Hollindrake told McFarlane: "Your claim that PPI is turning Britain into a nation of fraudsters ignores a crucial point. If the banks had not mis-sold (some would say fraudulently misrepresented) these products in the first instance on such an industrial scale, there would be no need for compensation or, indeed, the opportunity for claims to be lodged.

To lament the 'decline of the City' due to PPI, ignores the fact that any alleged decline in the City comes as a direct result of the actions of a sector that was out of control, and that relied on misrepresentation to drive unprecedented levels of profit by exploiting an entire nation in order to bolster revenue, bonuses and dividends.

"To say that the Government needed these fraudulent claims to bolster consumer spending to stimulate the economy is insulting to the working people of this country that had their hard-earned money taken from them by coordinated, corporate deception."
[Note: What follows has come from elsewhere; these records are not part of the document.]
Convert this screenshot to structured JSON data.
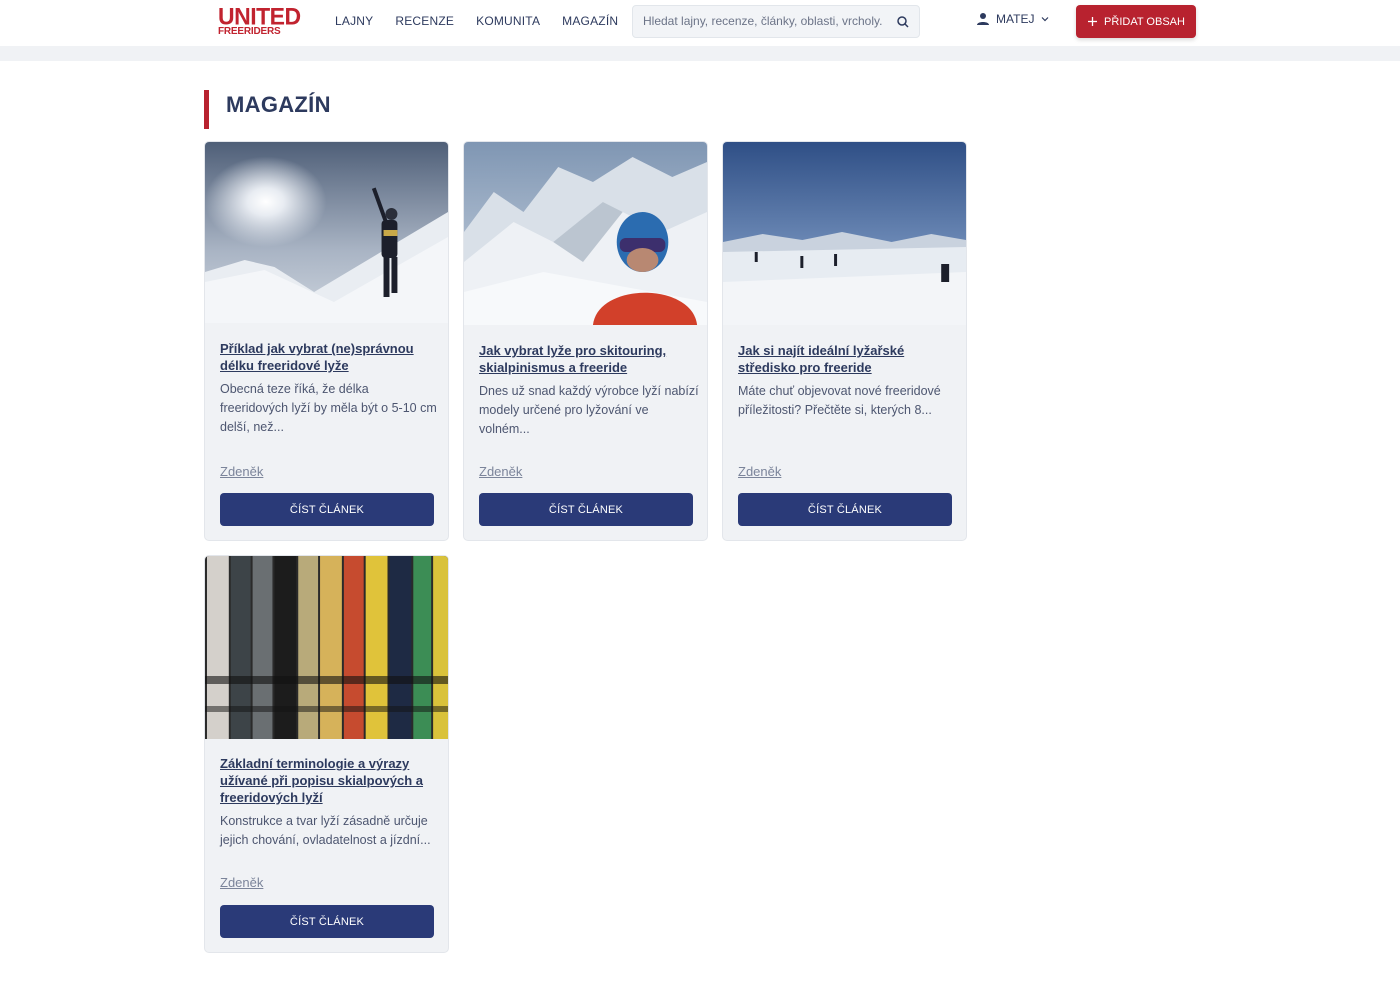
{
  "header": {
    "logo_line1": "UNITED",
    "logo_line2": "FREERIDERS",
    "nav": [
      "LAJNY",
      "RECENZE",
      "KOMUNITA",
      "MAGAZÍN"
    ],
    "search_placeholder": "Hledat lajny, recenze, články, oblasti, vrcholy...",
    "user_label": "MATEJ",
    "add_button_label": "PŘIDAT OBSAH"
  },
  "page": {
    "title": "MAGAZÍN"
  },
  "articles": [
    {
      "title": "Příklad jak vybrat (ne)správnou délku freeridové lyže",
      "excerpt": "Obecná teze říká, že délka freeridových lyží by měla být o 5-10 cm delší, než...",
      "author": "Zdeněk",
      "button": "ČÍST ČLÁNEK"
    },
    {
      "title": "Jak vybrat lyže pro skitouring, skialpinismus a freeride",
      "excerpt": "Dnes už snad každý výrobce lyží nabízí modely určené pro lyžování ve volném...",
      "author": "Zdeněk",
      "button": "ČÍST ČLÁNEK"
    },
    {
      "title": "Jak si najít ideální lyžařské středisko pro freeride",
      "excerpt": "Máte chuť objevovat nové freeridové příležitosti? Přečtěte si, kterých 8...",
      "author": "Zdeněk",
      "button": "ČÍST ČLÁNEK"
    },
    {
      "title": "Základní terminologie a výrazy užívané při popisu skialpových a freeridových lyží",
      "excerpt": "Konstrukce a tvar lyží zásadně určuje jejich chování, ovladatelnost a jízdní...",
      "author": "Zdeněk",
      "button": "ČÍST ČLÁNEK"
    }
  ],
  "colors": {
    "brand_red": "#b8222f",
    "navy": "#2a3a78",
    "text": "#2d3a5e"
  }
}
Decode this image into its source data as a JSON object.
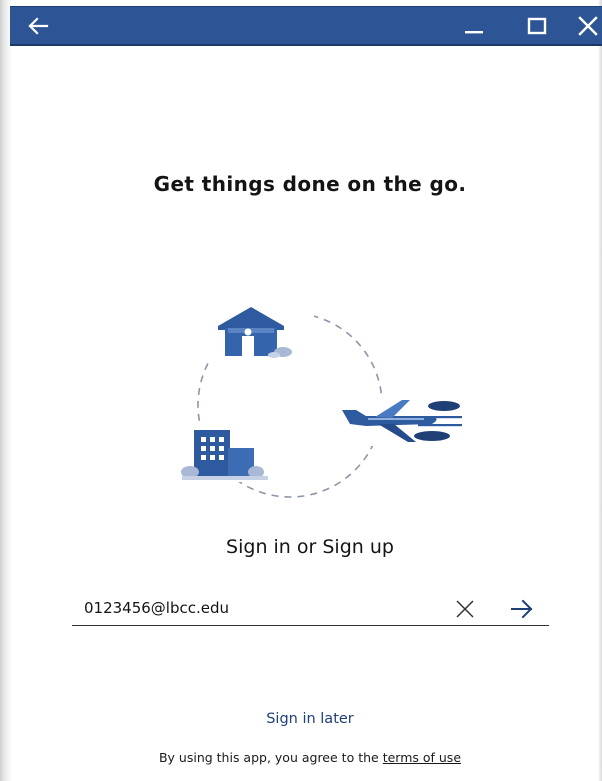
{
  "titlebar": {
    "back_icon": "arrow-left-icon",
    "minimize_icon": "minimize-icon",
    "maximize_icon": "maximize-icon",
    "close_icon": "close-icon",
    "color": "#2d5596"
  },
  "main": {
    "headline": "Get things done on the go.",
    "illustration_icons": [
      "house-icon",
      "office-building-icon",
      "airplane-icon",
      "cloud-icon"
    ],
    "signin_title": "Sign in or Sign up",
    "email_value": "0123456@lbcc.edu",
    "clear_icon": "close-icon",
    "submit_icon": "arrow-right-icon",
    "sign_in_later": "Sign in later",
    "terms_prefix": "By using this app, you agree to the ",
    "terms_link": "terms of use",
    "accent_color": "#2d5596"
  }
}
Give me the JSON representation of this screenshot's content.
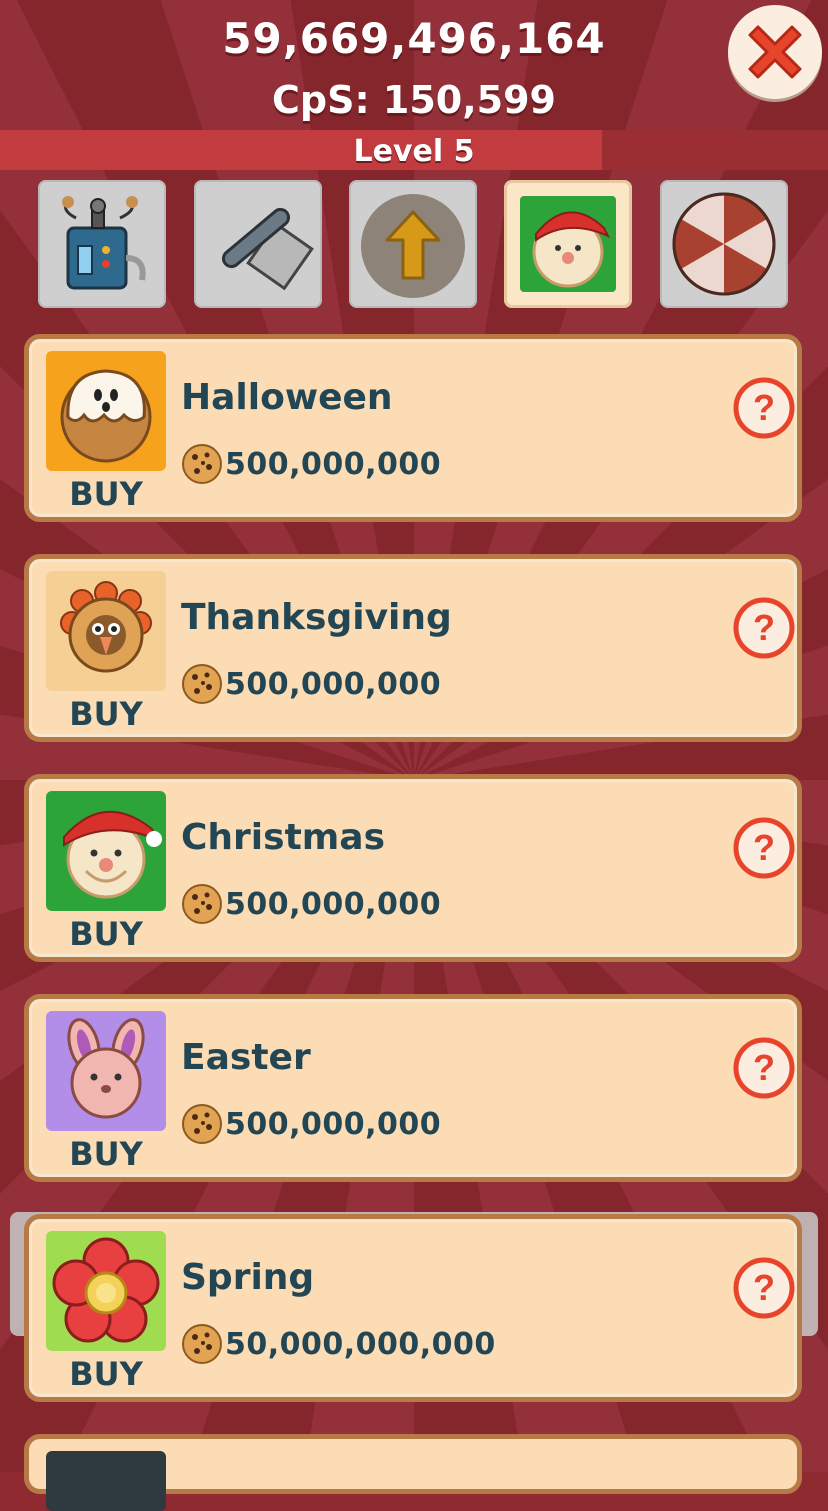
{
  "header": {
    "cookie_total": "59,669,496,164",
    "cps": "CpS: 150,599",
    "level": "Level 5"
  },
  "tabs": [
    {
      "icon": "telephone-machine-icon",
      "active": false
    },
    {
      "icon": "rolling-pin-icon",
      "active": false
    },
    {
      "icon": "upgrade-arrow-icon",
      "active": false
    },
    {
      "icon": "santa-cookie-icon",
      "active": true
    },
    {
      "icon": "peppermint-candy-icon",
      "active": false
    }
  ],
  "items": [
    {
      "name": "Halloween",
      "price": "500,000,000",
      "buy": "BUY",
      "icon": "ghost-cookie-icon",
      "bg": "#f7a21d"
    },
    {
      "name": "Thanksgiving",
      "price": "500,000,000",
      "buy": "BUY",
      "icon": "turkey-cookie-icon",
      "bg": "#f6cf95"
    },
    {
      "name": "Christmas",
      "price": "500,000,000",
      "buy": "BUY",
      "icon": "santa-cookie-icon",
      "bg": "#2da43a"
    },
    {
      "name": "Easter",
      "price": "500,000,000",
      "buy": "BUY",
      "icon": "bunny-cookie-icon",
      "bg": "#b28ee8"
    },
    {
      "name": "Spring",
      "price": "50,000,000,000",
      "buy": "BUY",
      "icon": "flower-cookie-icon",
      "bg": "#9fdc4f"
    }
  ],
  "colors": {
    "text": "#234655",
    "card": "#fbdcb4",
    "card_border": "#b77a47",
    "background": "#8e2a30",
    "close_red": "#e8442c"
  }
}
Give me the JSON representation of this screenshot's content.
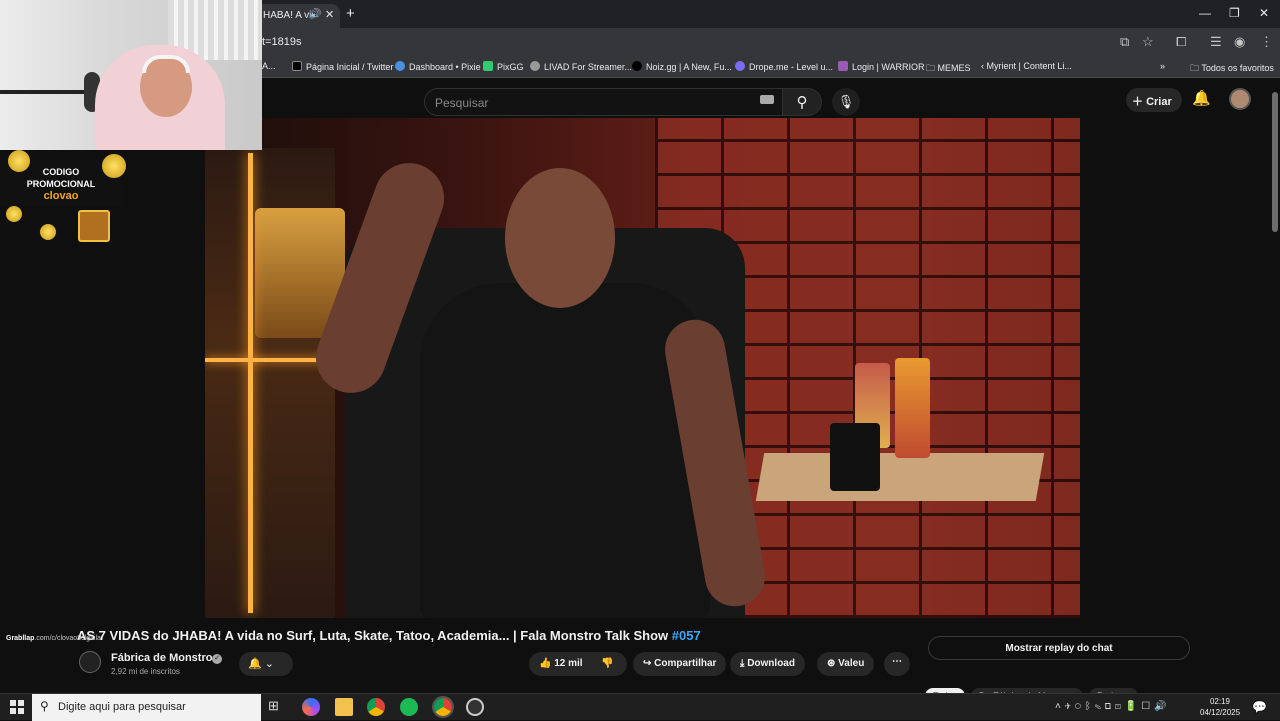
{
  "browser": {
    "tab_title": "HABA! A vi",
    "url": "t=1819s",
    "bookmarks": [
      "A...",
      "Página Inicial / Twitter",
      "Dashboard • Pixie",
      "PixGG",
      "LIVAD For Streamer...",
      "Noiz.gg | A New, Fu...",
      "Drope.me - Level u...",
      "Login | WARRIOR",
      "MEMES",
      "Myrient | Content Li..."
    ],
    "all_bookmarks": "Todos os favoritos"
  },
  "youtube": {
    "search_placeholder": "Pesquisar",
    "create_label": "Criar",
    "video_title_main": "AS 7 VIDAS do JHABA! A vida no Surf, Luta, Skate, Tatoo, Academia... | Fala Monstro Talk Show ",
    "video_title_tag": "#057",
    "channel_name": "Fábrica de Monstros",
    "subscribers": "2,92 mi de inscritos",
    "likes": "12 mil",
    "share_label": "Compartilhar",
    "download_label": "Download",
    "thanks_label": "Valeu",
    "chat_replay_label": "Mostrar replay do chat",
    "chips": [
      "Todos",
      "De Fábrica de Monstros",
      "Podcast"
    ]
  },
  "overlay": {
    "promo_line1": "CODIGO",
    "promo_line2": "PROMOCIONAL",
    "promo_code": "clovao",
    "link_prefix": "Grabllap",
    "link_text": ".com/c/clovao8clgaila"
  },
  "taskbar": {
    "search_placeholder": "Digite aqui para pesquisar",
    "time": "02:19",
    "date": "04/12/2025"
  },
  "colors": {
    "accent_tag": "#3ea6ff",
    "promo_code": "#f5a623"
  }
}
Martin Lewis, founder of MoneySavingExpert, added: “I find this a very rich comment from a banker. Let’s be straight. £50bn was mis-sold, systemically and often deliberately and yet no banker has been convicted of fraud. That’s where the outrage should be.”

Adam French, consumer rights expert at Which?, continued: "This is a slap in the face for consumers ripped off by the PPI scandal. Banks still have a long way to go to restore customers' trust in the industry, and comments like this will not help at all."